Cette posture reflète un espace conflictuel dans les pratiques d’accompagnement.

Pour terminer, je souhaite me référer aux écrits de Guy Bonvalot (1992) introduisant l’idée de

« projet émancipateur ». Ses réflexions prennent place dans le contexte de l’auto-formation qu’il précise comme suit : d’un côté, comme l’indique le préfixe auto, c’est celui qui se forme qui dirige sa propre formation. De l’autre, le terme formation est à prendre au sens large : la personne ne se forme pas uniquement de manière formelle (école, universités, stages), mais également en vivant des expériences. Il met alors en évidence l’importance que joue le projet dans la formation de l’adulte car ce n’est pas uniquement le projet de formation qui importe pour se former mais tous les projets quotidiens qui forment notre vie. Pour Bonvalot (1992), le projet peut être défini comme « la représentation d’une action que l’on a l’intention d’accomplir dans le futur » (p. 397). Dès lors, il est impossible d’être « sans projet ». La personne poursuit sans cesse une multitude de projets qu’elle met à jour en permanence. Nous sommes en effet toujours en train de penser à ce que l’on va faire dans les prochaines minutes, heures ou encore semaines, et cela sur différents plans : professionnel, loisirs, privé, etc.

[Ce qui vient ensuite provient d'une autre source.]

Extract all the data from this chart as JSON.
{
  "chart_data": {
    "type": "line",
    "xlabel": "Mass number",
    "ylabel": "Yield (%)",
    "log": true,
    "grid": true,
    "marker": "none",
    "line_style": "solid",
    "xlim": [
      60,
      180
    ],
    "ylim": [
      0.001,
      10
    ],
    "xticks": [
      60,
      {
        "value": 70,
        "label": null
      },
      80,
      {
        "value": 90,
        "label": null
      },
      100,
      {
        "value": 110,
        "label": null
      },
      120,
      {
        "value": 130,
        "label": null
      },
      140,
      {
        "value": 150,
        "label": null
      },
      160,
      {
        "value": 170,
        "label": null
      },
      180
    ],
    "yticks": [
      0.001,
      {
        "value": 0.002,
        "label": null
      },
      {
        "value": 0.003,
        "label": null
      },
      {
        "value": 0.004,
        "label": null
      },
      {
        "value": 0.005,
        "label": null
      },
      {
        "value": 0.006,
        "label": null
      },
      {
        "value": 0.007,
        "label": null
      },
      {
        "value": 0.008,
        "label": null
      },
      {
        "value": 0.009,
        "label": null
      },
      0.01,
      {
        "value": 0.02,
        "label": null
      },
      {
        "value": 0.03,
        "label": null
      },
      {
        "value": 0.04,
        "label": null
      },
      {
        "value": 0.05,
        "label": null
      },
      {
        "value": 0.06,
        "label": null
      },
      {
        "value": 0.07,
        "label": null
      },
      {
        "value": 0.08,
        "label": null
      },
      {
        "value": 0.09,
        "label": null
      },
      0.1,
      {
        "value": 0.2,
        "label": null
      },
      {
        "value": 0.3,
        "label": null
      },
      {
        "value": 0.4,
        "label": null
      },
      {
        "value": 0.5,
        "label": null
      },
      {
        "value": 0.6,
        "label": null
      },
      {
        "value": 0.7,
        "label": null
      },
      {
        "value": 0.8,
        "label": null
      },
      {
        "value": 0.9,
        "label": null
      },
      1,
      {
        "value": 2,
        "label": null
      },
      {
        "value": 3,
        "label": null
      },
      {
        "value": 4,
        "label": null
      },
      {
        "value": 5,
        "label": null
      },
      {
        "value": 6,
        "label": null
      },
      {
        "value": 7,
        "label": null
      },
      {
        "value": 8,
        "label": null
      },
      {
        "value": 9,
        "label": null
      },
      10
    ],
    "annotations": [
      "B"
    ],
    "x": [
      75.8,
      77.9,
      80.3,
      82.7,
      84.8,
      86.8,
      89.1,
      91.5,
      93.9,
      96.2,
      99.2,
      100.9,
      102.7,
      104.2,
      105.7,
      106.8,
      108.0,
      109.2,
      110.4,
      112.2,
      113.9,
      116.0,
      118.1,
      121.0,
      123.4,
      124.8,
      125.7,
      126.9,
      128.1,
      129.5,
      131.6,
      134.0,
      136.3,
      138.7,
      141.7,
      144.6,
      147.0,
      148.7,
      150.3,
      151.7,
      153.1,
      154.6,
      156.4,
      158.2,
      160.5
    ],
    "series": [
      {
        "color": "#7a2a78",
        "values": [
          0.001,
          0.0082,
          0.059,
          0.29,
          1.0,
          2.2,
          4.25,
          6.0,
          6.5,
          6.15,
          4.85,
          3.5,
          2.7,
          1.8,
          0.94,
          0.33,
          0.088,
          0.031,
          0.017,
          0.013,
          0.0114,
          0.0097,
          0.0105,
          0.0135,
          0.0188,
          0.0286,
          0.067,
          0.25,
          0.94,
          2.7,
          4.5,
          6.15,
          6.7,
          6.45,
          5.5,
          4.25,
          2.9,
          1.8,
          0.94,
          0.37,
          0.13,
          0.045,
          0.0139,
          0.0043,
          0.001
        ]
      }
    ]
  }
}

Par projet émancipateur, Bonvalot (1992) entend un projet dans lequel l’individu se reconnait : - Le projet a de la valeur à ses yeux ;

- Il s’en sent responsable ;

- Il désire le réaliser, ce qui le prédispose à agir.

L’individu, en cherchant à faire quelque chose, cherche à se réaliser lui-même ; c’est lui l’auteur et c’est également lui qui fera : « Déterminer ma conduite c’est me déterminer moi-même. Ce que je serai n’est pas déjà donné mais dépend de ce que je ferai. Je me reconnais responsable de ma décision. Cette action c’est moi. » (Bonvalot, 1992, p. 398). Ces propos rejoignent ceux énoncés par Lhotellier (2001) lorsqu’il dit que le travail sur le projet est une occasion pour l’individu de se développer et d’atteindre « un épanouissement personnel » (p. 172).